Os meios conservadores-republicanos celebraram a decisão, obviamente, afirmando que os liberais terão de conviver com esse novo regime jurídico. Para se contrapor à alegria republicana, a mídia liberal se encarregou de lembrar como e por que a juíza Kathryn Kimball Mizelle, 35, foi nomeada para o cargo.
O ex-presidente Donald Trump a nomeou — ela tinha apenas 33 anos — no final de 2020, quando ele já havia perdido as eleições presidenciais para Joe Biden. No processo de sabatina pelo Senado, a American Bar Association (ABA) a classificou como "não qualificada" para o cargo, por falta de experiência.
Ela havia terminado a faculdade de Direito havia apenas oito anos e nunca atuou em um julgamento como advogada, promotora ou juíza. Participou apenas como assistente em dois julgamentos como estagiária, ainda nos tempos de faculdade. Ou seja, experiência zero em sala de julgamento.
No entanto, ela se destacou como uma profissional conservadora-republicana confiável. Foi auxiliar de dois juízes conservadores e do ministro Clarence Thomas, considerado o mais conservador da Suprema Corte dos EUA. Era filiada à Federalist Society, entidade conservadora que indicou juízes para Trump, e casada com Chad Mizelle, advogado-geral do departamento de Segurança Nacional no governo Trump.
Ela foi advogada contratada da banca Jones Day, que representou Trump em seus esforços para mudar o resultado das eleições em 2020. E essas foram as credenciais que levaram a maioria republicana no Senado a confirmar sua indicação antes que os novos senadores eleitos tomassem posse em 2021 e transferissem o comando da Casa para o Partido Democrata.
Em sua decisão em Health Freedom Defense Fund v. Biden, a juíza se apegou à parte da lei federal que permite ao CDC obrigar as empresas a limpar e desinfetar contaminantes que possam disseminar doenças.

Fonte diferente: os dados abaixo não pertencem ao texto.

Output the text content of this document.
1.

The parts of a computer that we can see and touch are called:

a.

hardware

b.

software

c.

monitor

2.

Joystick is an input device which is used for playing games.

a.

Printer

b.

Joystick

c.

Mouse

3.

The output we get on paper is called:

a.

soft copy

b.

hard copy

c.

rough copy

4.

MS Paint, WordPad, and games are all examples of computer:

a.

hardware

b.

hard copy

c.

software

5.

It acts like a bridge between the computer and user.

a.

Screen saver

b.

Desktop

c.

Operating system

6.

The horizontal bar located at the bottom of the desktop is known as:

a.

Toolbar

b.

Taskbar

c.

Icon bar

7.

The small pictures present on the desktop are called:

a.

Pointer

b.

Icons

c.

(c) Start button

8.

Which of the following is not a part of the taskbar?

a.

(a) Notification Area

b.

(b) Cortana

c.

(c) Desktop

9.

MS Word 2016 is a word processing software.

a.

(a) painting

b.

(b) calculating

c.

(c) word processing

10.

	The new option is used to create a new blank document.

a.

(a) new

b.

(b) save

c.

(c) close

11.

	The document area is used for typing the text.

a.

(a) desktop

Para a juíza, a lei não autoriza o CDC a prevenir a contaminação.
"Usar uma máscara não limpa coisa alguma. Quando muito, ela captura gotículas do vírus. Mas não desinfeta a pessoa que usa a máscara, nem desinfeta o meio de transporte", ela escreveu. "O CDC excedeu sua autoridade legal e sua ordem de uso de máscara foi arbitrária e caprichosa. E tolheu a liberdade de movimento dos passageiros".

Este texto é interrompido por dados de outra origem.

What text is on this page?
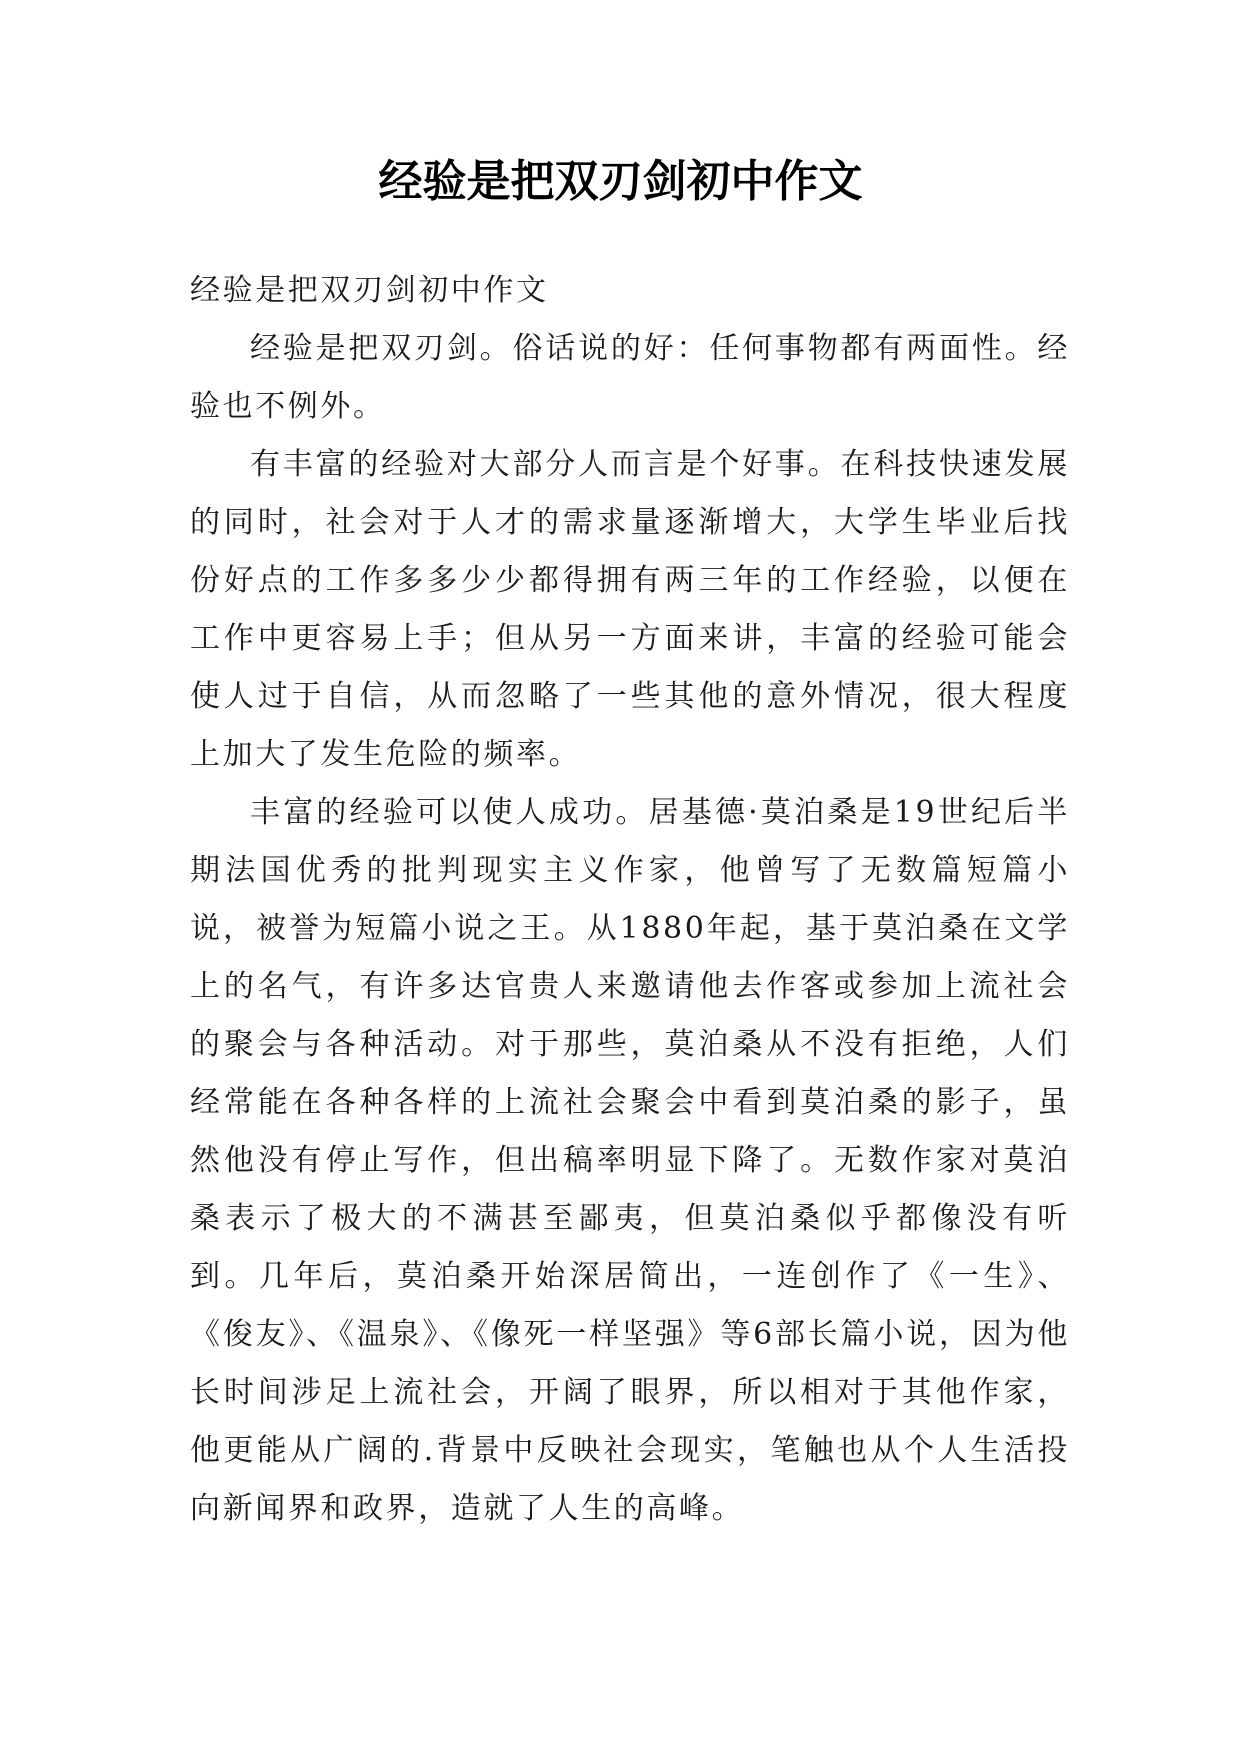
经验是把双刃剑初中作文

经验是把双刃剑初中作文

经验是把双刃剑。俗话说的好：任何事物都有两面性。经验也不例外。

有丰富的经验对大部分人而言是个好事。在科技快速发展的同时，社会对于人才的需求量逐渐增大，大学生毕业后找份好点的工作多多少少都得拥有两三年的工作经验，以便在工作中更容易上手；但从另一方面来讲，丰富的经验可能会使人过于自信，从而忽略了一些其他的意外情况，很大程度上加大了发生危险的频率。

丰富的经验可以使人成功。居基德·莫泊桑是19世纪后半期法国优秀的批判现实主义作家，他曾写了无数篇短篇小说，被誉为短篇小说之王。从1880年起，基于莫泊桑在文学上的名气，有许多达官贵人来邀请他去作客或参加上流社会的聚会与各种活动。对于那些，莫泊桑从不没有拒绝，人们经常能在各种各样的上流社会聚会中看到莫泊桑的影子，虽然他没有停止写作，但出稿率明显下降了。无数作家对莫泊桑表示了极大的不满甚至鄙夷，但莫泊桑似乎都像没有听到。几年后，莫泊桑开始深居简出，一连创作了《一生》、《俊友》、《温泉》、《像死一样坚强》等6部长篇小说，因为他长时间涉足上流社会，开阔了眼界，所以相对于其他作家，他更能从广阔的.背景中反映社会现实，笔触也从个人生活投向新闻界和政界，造就了人生的高峰。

Os liberais descontentes com a interpretação da juíza de que a lei não autoriza o CDC a prevenir a contaminação articularam um exemplo: para a juíza, o CDC não pode mandar uma empresa aérea manter seus banheiros sem vazamentos de esgoto, para prevenir o mal-estar dos passageiros; tem de esperar que os passageiros se sujem no esgoto para, então, mandar a empresa aérea limpar e desinfetar o ambiente.
Decisões contrariadas
Outras ações foram movidas contra o CDC e a Administração da Segurança do Transporte, que pertence ao Departamento de Segurança Nacional dos EUA, todas contra ordens governamentais que obrigam o uso de máscara em meios de transporte públicos.
Três delas chegaram à Suprema Corte e foram rejeitadas. Outras foram julgadas e negadas por tribunais federais de recurso da 4ª, 8ª, 11ª Regiões, do Distrito de Colúmbia e também do Distrito Central da Flórida, jurisdição na qual está o tribunal federal de primeira instância em que a juíza Kathryn Mizelle trabalha.
A diferença é que todos esses tribunais julgaram pedidos de liminar para suspender a obrigatoriedade do uso da máscara. A juíza Kathryn Mizelle julgou a legalidade da ordem governamental no mérito. A entidade Health Freedom Defense Fund e as passageiras Ana Daza e Sarah Pope escolheram um fôro conveniente para mover sua ação.
O Departamento de Justiça dos EUA poderá recorrer da decisão. Mas a Casa Branca decidiu que, antes disso, o CDC deve fazer um estudo para confirmar se o uso de máscara em meios de transporte públicos ainda é necessário. Se não for, não valerá a pena recorrer. No entanto, o número de casos de Covid-19 tem aumentado, especialmente na região Nordeste do país, por causa da subvariante BA.2 da ômicron.